Second, and perhaps more important, Liu reportedly will not make any concessions on his country’s industrial policies, especially the “Made in China 2025” initiative. CM2025, as it is known in China, seeks to make China nearly self-sufficient in just a decade across 10 crucial industries, including aircraft, robotics, electric cars and computer chips.

Why is CM2025 non-negotiable? Because it is at the heart of Chinese President Xi Jinping’s industrial policy. And his industrial policy is at the heart of his plan to make China the world’s technological leader and to establish China as the world’s dominant economy. The willful Chinese ruler is letting nothing, including trade obligations, get in his way.

The breathtaking initiative looks like history’s biggest assault on the World Trade Organization. To achieve its ambitions, Beijing has rolled out large, low-interest loans from state investment funds and development banks, aid for the purchase of foreign tech companies, and research subsidies galore, some of which appear to be clear violations of WTO policies.

Worse, Beijing has also set out specific goals for market shares by industry, and the plan aims for near self-sufficiency in components by 2020 and in materials by 2025. These goals, on their face, have made China a WTO outlaw.

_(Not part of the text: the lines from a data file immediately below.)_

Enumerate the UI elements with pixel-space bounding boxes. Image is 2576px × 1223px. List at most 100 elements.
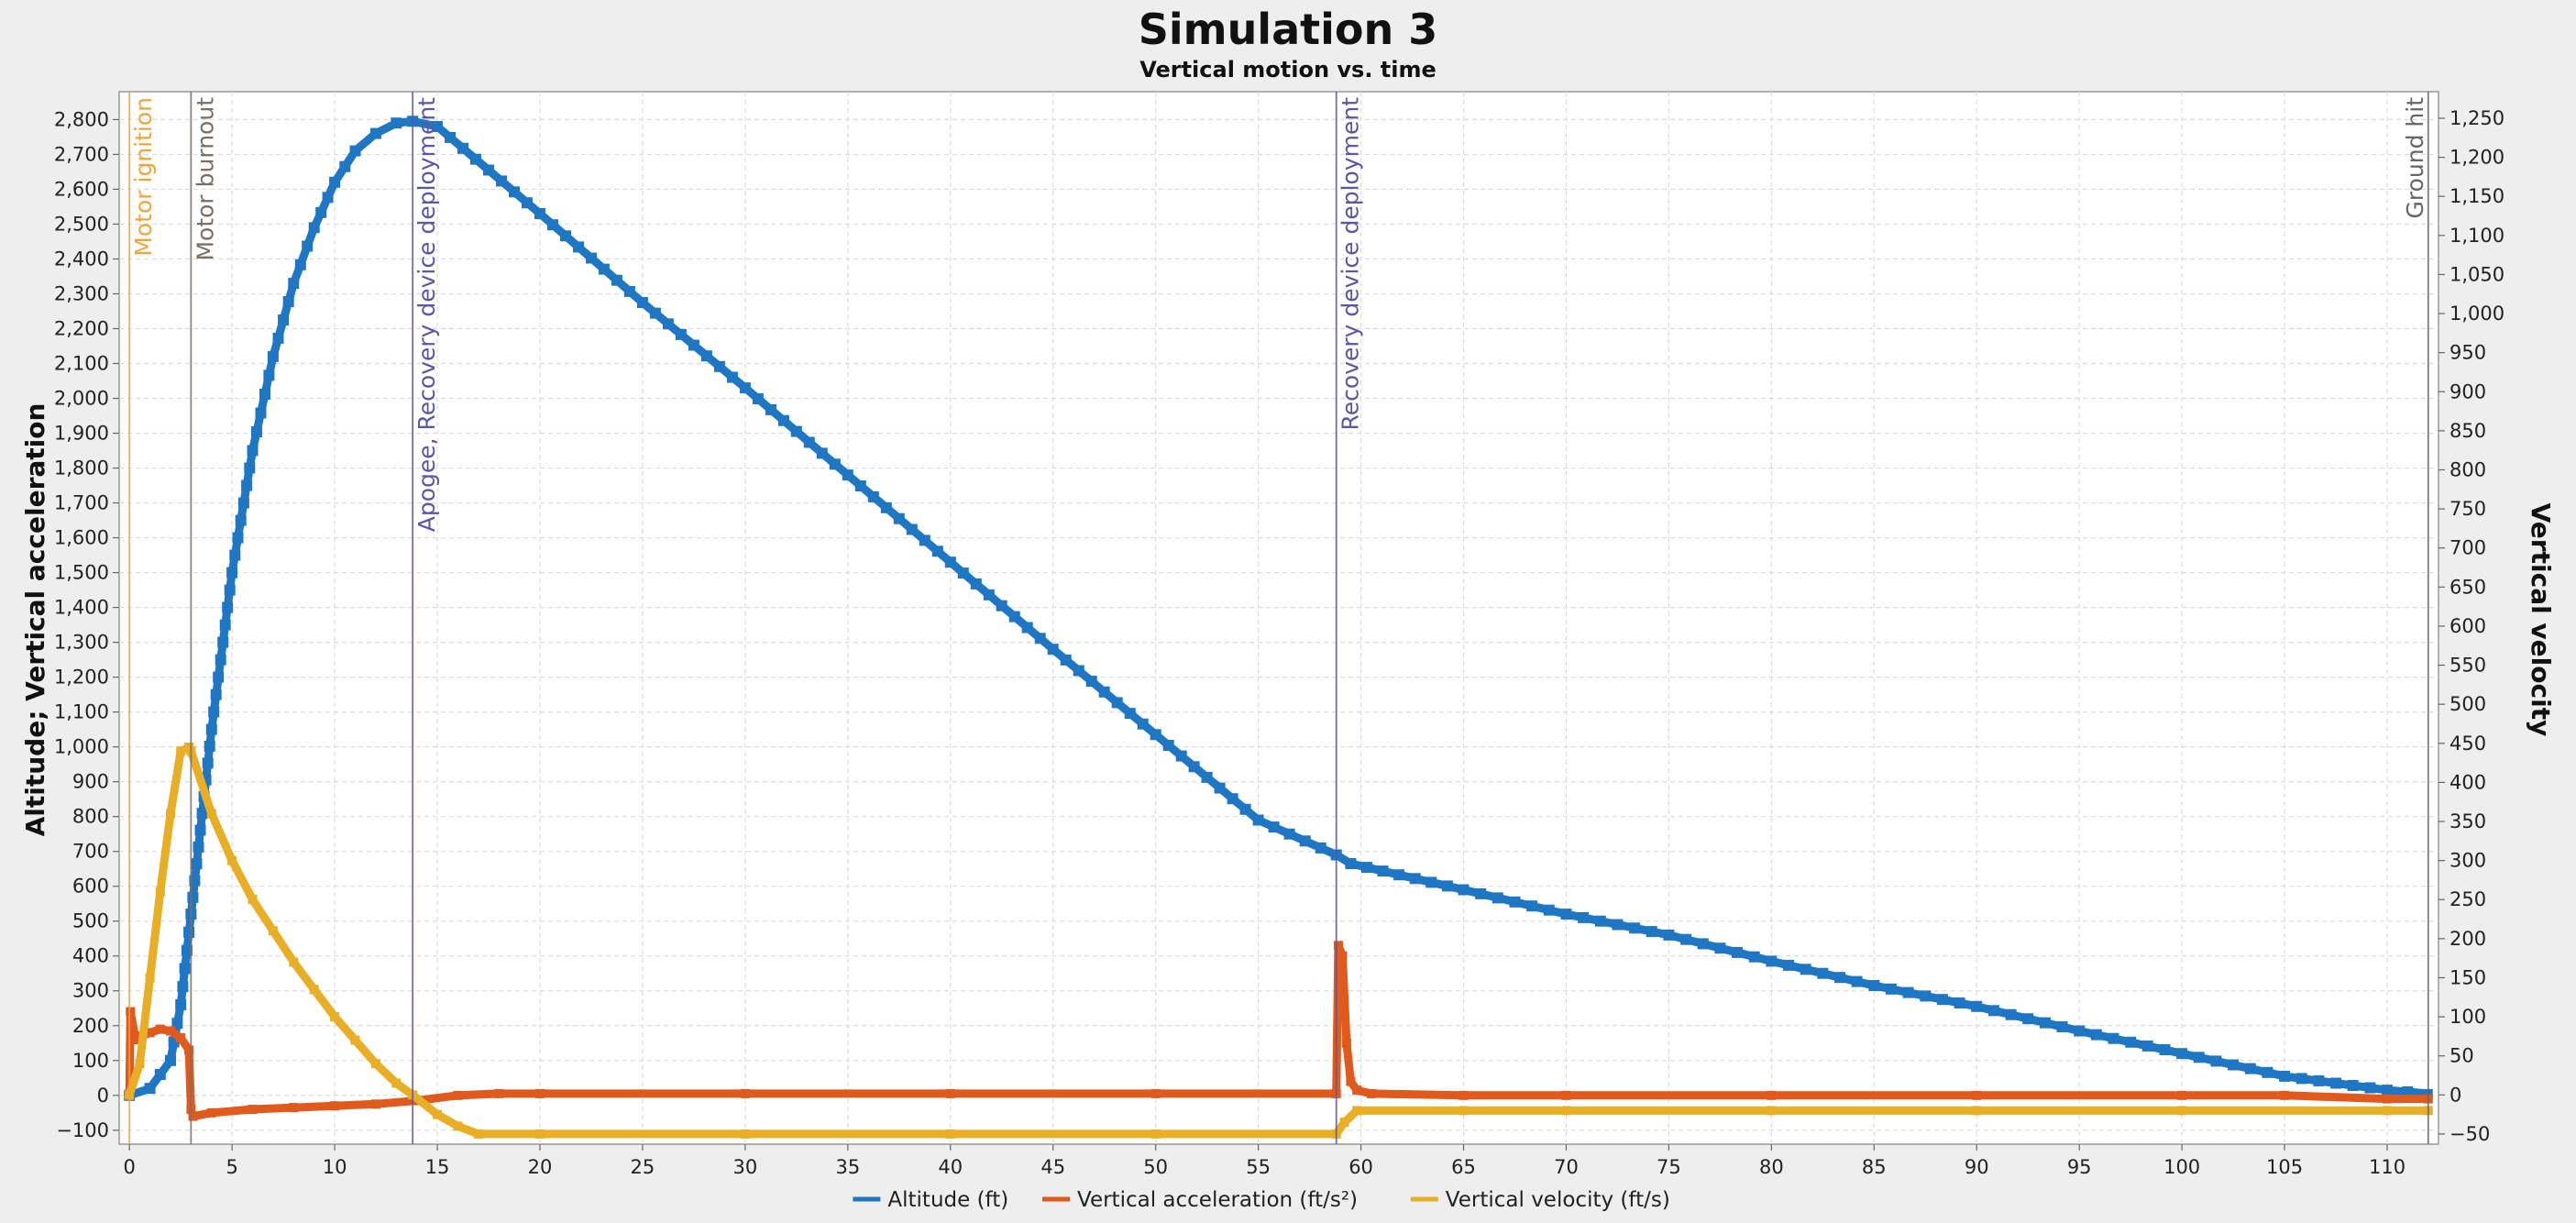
x-tick-label: 60 [1349,1156,1373,1178]
y-left-tick-label: 400 [72,945,109,967]
data-point [867,490,879,502]
data-point [1526,900,1538,912]
data-point [453,1090,463,1100]
data-point [1561,909,1571,920]
y-right-tick-label: 650 [2449,576,2486,598]
y-left-tick-label: 1,900 [54,423,109,445]
data-point [931,545,943,557]
data-point [1885,983,1897,995]
data-point [2383,1106,2392,1116]
data-point [206,724,216,734]
data-point [740,1129,750,1139]
y-right-tick-label: 700 [2449,537,2486,559]
event-marker-label: Motor ignition [130,97,157,257]
data-point [1972,1106,1982,1116]
data-point [1268,821,1280,833]
y-left-tick-label: 2,300 [54,282,109,304]
data-point [586,252,597,264]
x-tick-label: 105 [2266,1156,2303,1178]
data-point [433,122,442,131]
data-point [522,197,533,209]
data-point [154,1069,166,1080]
data-point [2005,1008,2017,1020]
data-point [2177,1049,2187,1059]
y-left-tick-label: 300 [72,980,109,1002]
x-tick-label: 30 [733,1156,758,1178]
data-point [227,567,237,578]
data-point [1543,904,1555,916]
data-point [1492,892,1503,904]
y-right-tick-label: 250 [2449,888,2486,910]
data-point [126,1007,136,1017]
data-point [713,360,725,372]
event-marker-label: Motor burnout [192,97,218,261]
data-point [196,808,208,820]
data-point [457,142,468,154]
data-point [219,619,231,631]
data-point [1409,873,1421,885]
data-point [2295,1073,2307,1085]
x-tick-label: 15 [425,1156,450,1178]
y-left-tick-label: 1,600 [54,527,109,549]
data-point [2159,1044,2171,1055]
data-point [1098,686,1110,698]
y-right-tick-label: 350 [2449,810,2486,832]
data-point [945,1088,955,1098]
data-point [2280,1071,2290,1081]
data-point [2383,1085,2392,1096]
data-point [816,447,828,459]
data-point [1150,1129,1161,1139]
data-point [248,446,258,456]
data-point [547,219,558,231]
data-point [145,1028,155,1038]
data-point [183,926,195,938]
data-point [206,1107,216,1118]
data-point [330,1101,340,1111]
data-point [227,855,237,865]
x-tick-label: 55 [1246,1156,1271,1178]
data-point [289,279,299,289]
data-point [662,318,674,330]
y-right-tick-label: 1,100 [2449,225,2504,247]
data-point [145,1084,155,1094]
data-point [893,512,905,524]
data-point [2075,1026,2085,1036]
data-point [1561,1090,1571,1100]
data-point [217,636,229,648]
y-right-tick-label: 1,000 [2449,303,2504,325]
data-point [1851,975,1863,987]
data-point [2383,1094,2392,1104]
y-axis-left-label: Altitude; Vertical acceleration [20,403,50,837]
data-point [2125,1036,2137,1048]
data-point [1509,896,1521,908]
x-tick-label: 50 [1143,1156,1168,1178]
data-point [2313,1074,2325,1086]
data-point [177,981,189,993]
data-point [790,425,802,437]
annotation-layer: Motor ignition Motor burnout Apogee, Recov… [128,92,2429,1144]
data-point [1346,1076,1356,1086]
data-point [272,332,284,344]
y-left-tick-label: 2,100 [54,353,109,375]
data-point [193,841,204,853]
legend-item: Altitude (ft) [853,1188,1008,1212]
chart-subtitle: Vertical motion vs. time [1139,57,1437,83]
data-point [282,296,294,307]
data-point [1426,876,1437,888]
data-point [1239,803,1251,815]
data-point [1111,697,1123,709]
data-point [483,164,494,176]
y-left-tick-label: 200 [72,1015,109,1037]
y-left-tick-label: 600 [72,876,109,898]
data-point [330,1012,340,1022]
data-point [573,241,584,253]
data-point [215,654,226,666]
data-point [391,1078,402,1088]
legend-label: Altitude (ft) [887,1188,1008,1212]
y-left-tick-label: 1,700 [54,492,109,514]
data-point [453,1121,463,1131]
y-left-tick-label: 1,800 [54,457,109,479]
data-point [188,1111,198,1121]
x-tick-label: 45 [1040,1156,1065,1178]
y-right-tick-label: 550 [2449,655,2486,677]
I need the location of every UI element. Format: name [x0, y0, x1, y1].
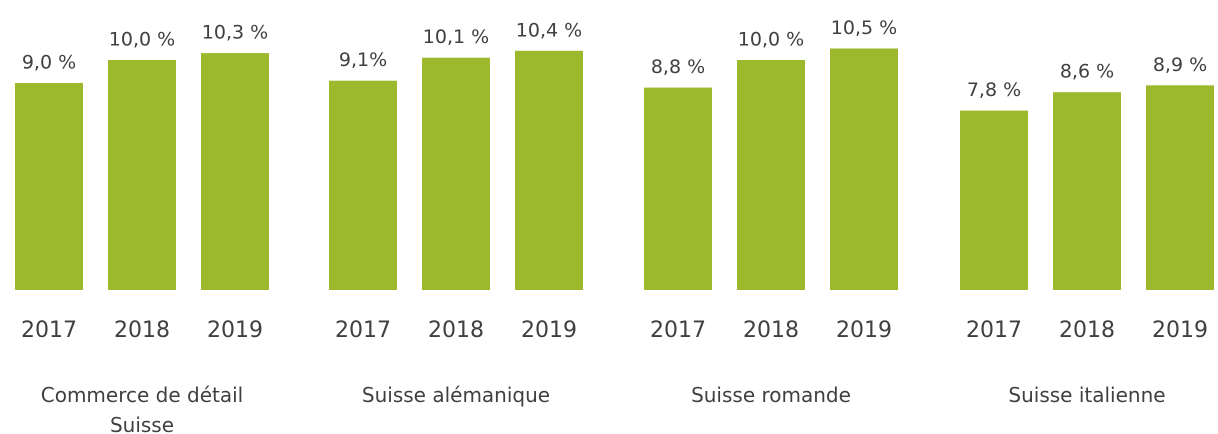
- value-label: 10,0 %: [738, 29, 804, 51]
- x-tick-label: 2019: [521, 318, 577, 343]
- bar: [737, 60, 805, 290]
- x-tick-label: 2017: [966, 318, 1022, 343]
- bar: [1146, 85, 1214, 290]
- bar: [515, 50, 583, 290]
- bar: [422, 57, 490, 291]
- x-tick-label: 2017: [21, 318, 77, 343]
- x-tick-label: 2019: [1152, 318, 1208, 343]
- x-tick-label: 2018: [114, 318, 170, 343]
- bar: [1053, 92, 1121, 290]
- x-tick-label: 2017: [650, 318, 706, 343]
- group-label: Suisse alémanique: [361, 383, 551, 407]
- group-label: Commerce de détail Suisse: [40, 383, 244, 434]
- value-label: 9,1%: [339, 49, 387, 71]
- x-tick-label: 2018: [743, 318, 799, 343]
- group-label: Suisse italienne: [1008, 383, 1166, 407]
- value-label: 10,0 %: [109, 29, 175, 51]
- value-label: 8,6 %: [1060, 61, 1114, 83]
- bar: [329, 80, 397, 290]
- value-label: 10,3 %: [202, 22, 268, 44]
- x-tick-label: 2019: [207, 318, 263, 343]
- value-label: 10,5 %: [831, 17, 897, 39]
- value-label: 10,1 %: [423, 26, 489, 48]
- group-label: Suisse romande: [691, 383, 851, 407]
- bar: [644, 87, 712, 290]
- bar: [830, 48, 898, 290]
- x-tick-label: 2019: [836, 318, 892, 343]
- bar: [15, 83, 83, 290]
- value-label: 10,4 %: [516, 19, 582, 41]
- x-tick-label: 2018: [428, 318, 484, 343]
- bar: [201, 53, 269, 290]
- bar: [960, 110, 1028, 290]
- value-label: 8,8 %: [651, 56, 705, 78]
- bar: [108, 60, 176, 290]
- x-tick-label: 2018: [1059, 318, 1115, 343]
- value-label: 9,0 %: [22, 52, 76, 74]
- value-label: 8,9 %: [1153, 54, 1207, 76]
- x-tick-label: 2017: [335, 318, 391, 343]
- value-label: 7,8 %: [967, 79, 1021, 101]
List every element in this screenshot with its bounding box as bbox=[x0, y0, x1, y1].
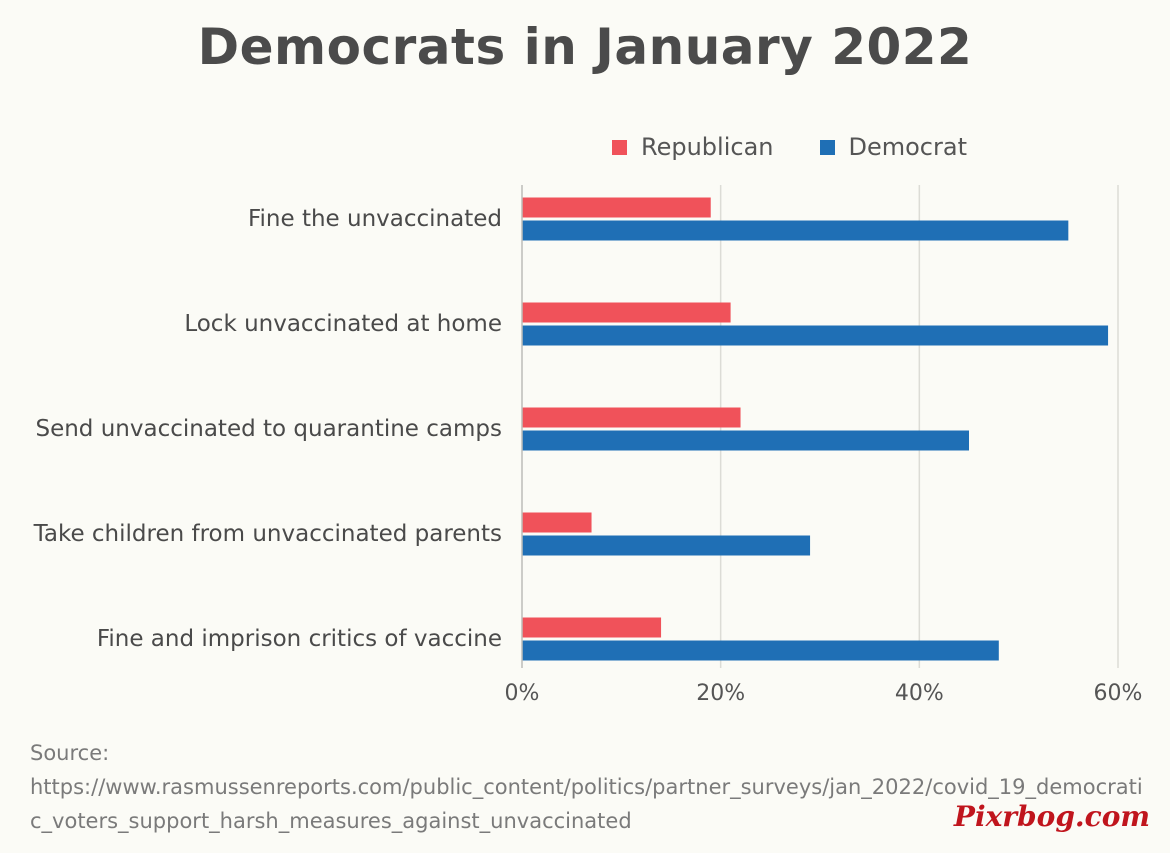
category-label: Fine and imprison critics of vaccine bbox=[97, 626, 502, 652]
bar-republican bbox=[522, 197, 711, 218]
source-note: Source: https://www.rasmussenreports.com… bbox=[30, 736, 1150, 838]
bar-democrat bbox=[522, 220, 1069, 241]
category-label: Lock unvaccinated at home bbox=[184, 311, 502, 337]
legend-swatch-republican bbox=[612, 139, 627, 155]
bar-republican bbox=[522, 407, 741, 428]
bar-democrat bbox=[522, 640, 999, 661]
category-label: Take children from unvaccinated parents bbox=[33, 521, 502, 547]
bar-republican bbox=[522, 302, 731, 323]
bar-democrat bbox=[522, 325, 1109, 346]
bar-democrat bbox=[522, 535, 811, 556]
x-tick-label: 0% bbox=[505, 681, 540, 706]
category-label: Fine the unvaccinated bbox=[248, 206, 502, 232]
x-tick-label: 60% bbox=[1094, 681, 1143, 706]
bar-republican bbox=[522, 617, 662, 638]
chart-title: Democrats in January 2022 bbox=[197, 18, 973, 76]
legend-item-republican: Republican bbox=[612, 133, 774, 161]
legend-label-democrat: Democrat bbox=[848, 133, 968, 161]
bar-chart: 0% 20% 40% 60% Fine the unvaccinated Lock unv… bbox=[33, 185, 1143, 706]
watermark: Pixrbog.com bbox=[953, 800, 1150, 833]
source-url[interactable]: https://www.rasmussenreports.com/public_… bbox=[30, 775, 1143, 833]
bar-republican bbox=[522, 512, 592, 533]
source-label: Source: bbox=[30, 741, 110, 765]
bar-democrat bbox=[522, 430, 969, 451]
legend-item-democrat: Democrat bbox=[819, 133, 968, 161]
legend-swatch-democrat bbox=[819, 139, 835, 155]
x-tick-label: 20% bbox=[696, 681, 745, 706]
category-label: Send unvaccinated to quarantine camps bbox=[35, 416, 502, 442]
legend-label-republican: Republican bbox=[641, 133, 774, 161]
legend: Republican Democrat bbox=[612, 133, 1013, 161]
x-tick-label: 40% bbox=[895, 681, 944, 706]
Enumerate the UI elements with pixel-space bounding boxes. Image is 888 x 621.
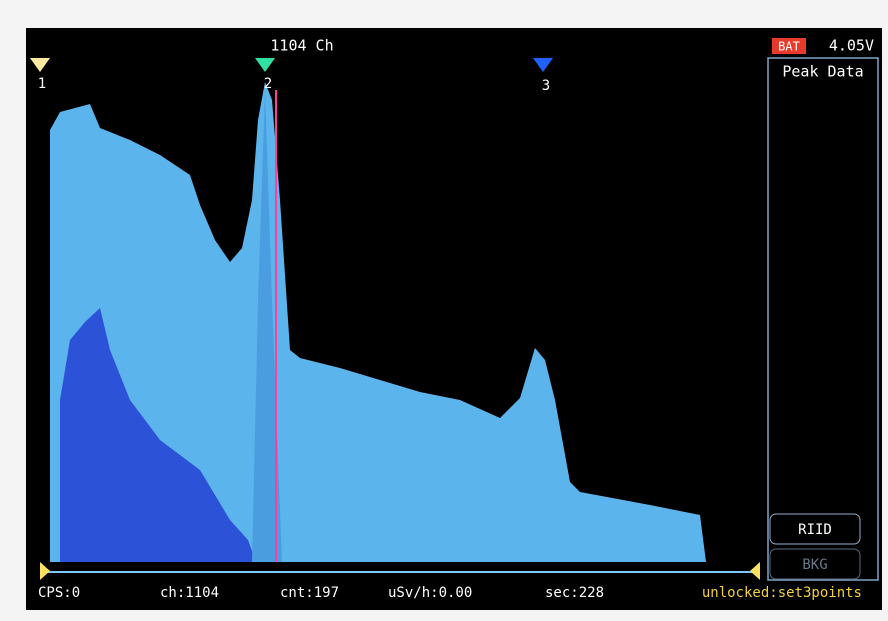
button-label[interactable]: RIID: [798, 522, 832, 538]
marker-label: 1: [38, 76, 46, 92]
page: 1 2 3 1104 Ch BAT 4.05V Peak Data RIID B…: [0, 0, 888, 621]
status-item: ch:1104: [160, 585, 219, 601]
status-item: sec:228: [545, 585, 604, 601]
marker-label: 3: [542, 78, 550, 94]
channel-title: 1104 Ch: [270, 37, 333, 55]
panel-title: Peak Data: [782, 63, 863, 81]
status-item: cnt:197: [280, 585, 339, 601]
marker-label: 2: [264, 76, 272, 92]
battery-label: BAT: [778, 40, 800, 54]
button-label[interactable]: BKG: [802, 557, 827, 573]
status-item: uSv/h:0.00: [388, 585, 472, 601]
status-mode: unlocked:set3points: [702, 585, 862, 601]
battery-voltage: 4.05V: [829, 37, 874, 55]
device-screen: 1 2 3 1104 Ch BAT 4.05V Peak Data RIID B…: [0, 0, 888, 621]
status-item: CPS:0: [38, 585, 80, 601]
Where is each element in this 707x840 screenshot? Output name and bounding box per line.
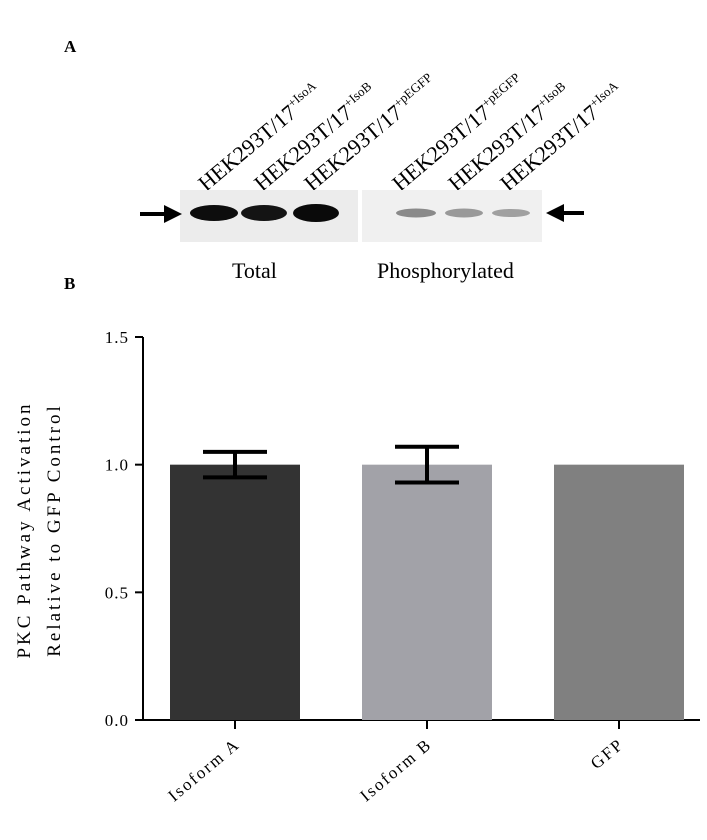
blot-bands — [190, 204, 530, 222]
y-axis-title-line2: Relative to GFP Control — [44, 403, 65, 657]
blot-band — [396, 208, 436, 218]
error-bar — [395, 444, 459, 485]
x-category-label: Isoform B — [356, 735, 435, 806]
y-tick-label: 1.5 — [105, 328, 129, 347]
bar — [554, 464, 684, 720]
y-axis-title-line1: PKC Pathway Activation — [14, 401, 35, 658]
right-arrow-icon — [546, 204, 584, 222]
blot-band — [190, 205, 238, 221]
error-bar — [203, 449, 267, 480]
left-arrow-icon — [140, 205, 182, 223]
phosphorylated-label: Phosphorylated — [377, 258, 514, 283]
panel-b-label: B — [64, 274, 76, 293]
total-label: Total — [232, 258, 277, 283]
y-axis-title: PKC Pathway Activation Relative to GFP C… — [14, 401, 65, 658]
y-tick-label: 0.5 — [105, 583, 129, 602]
western-blot: HEK293T/17+IsoAHEK293T/17+IsoBHEK293T/17… — [140, 70, 621, 283]
blot-band — [445, 208, 483, 218]
panel-a-label: A — [64, 37, 77, 56]
x-category-label: GFP — [587, 735, 628, 773]
blot-band — [241, 205, 287, 221]
y-tick-label: 1.0 — [105, 456, 129, 475]
bar — [170, 464, 300, 720]
blot-band — [293, 204, 339, 222]
y-tick-label: 0.0 — [105, 711, 129, 730]
plot-area: 0.0 0.5 1.0 1.5 Isoform A Isoform B GFP — [105, 328, 700, 805]
x-category-label: Isoform A — [164, 735, 243, 806]
bar — [362, 464, 492, 720]
blot-band — [492, 209, 530, 217]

Beijing’s requirement that foreign companies hand over technology for market access contradicts WTO obligations. There are also government-procurement rules that look like breaches, as they favor the acquisition of Chinese-made tech, as well as market barriers subject to other challenges. Moreover, Beijing has, even before the formal beginning of CM2025, employed theft, much of it by cyber means.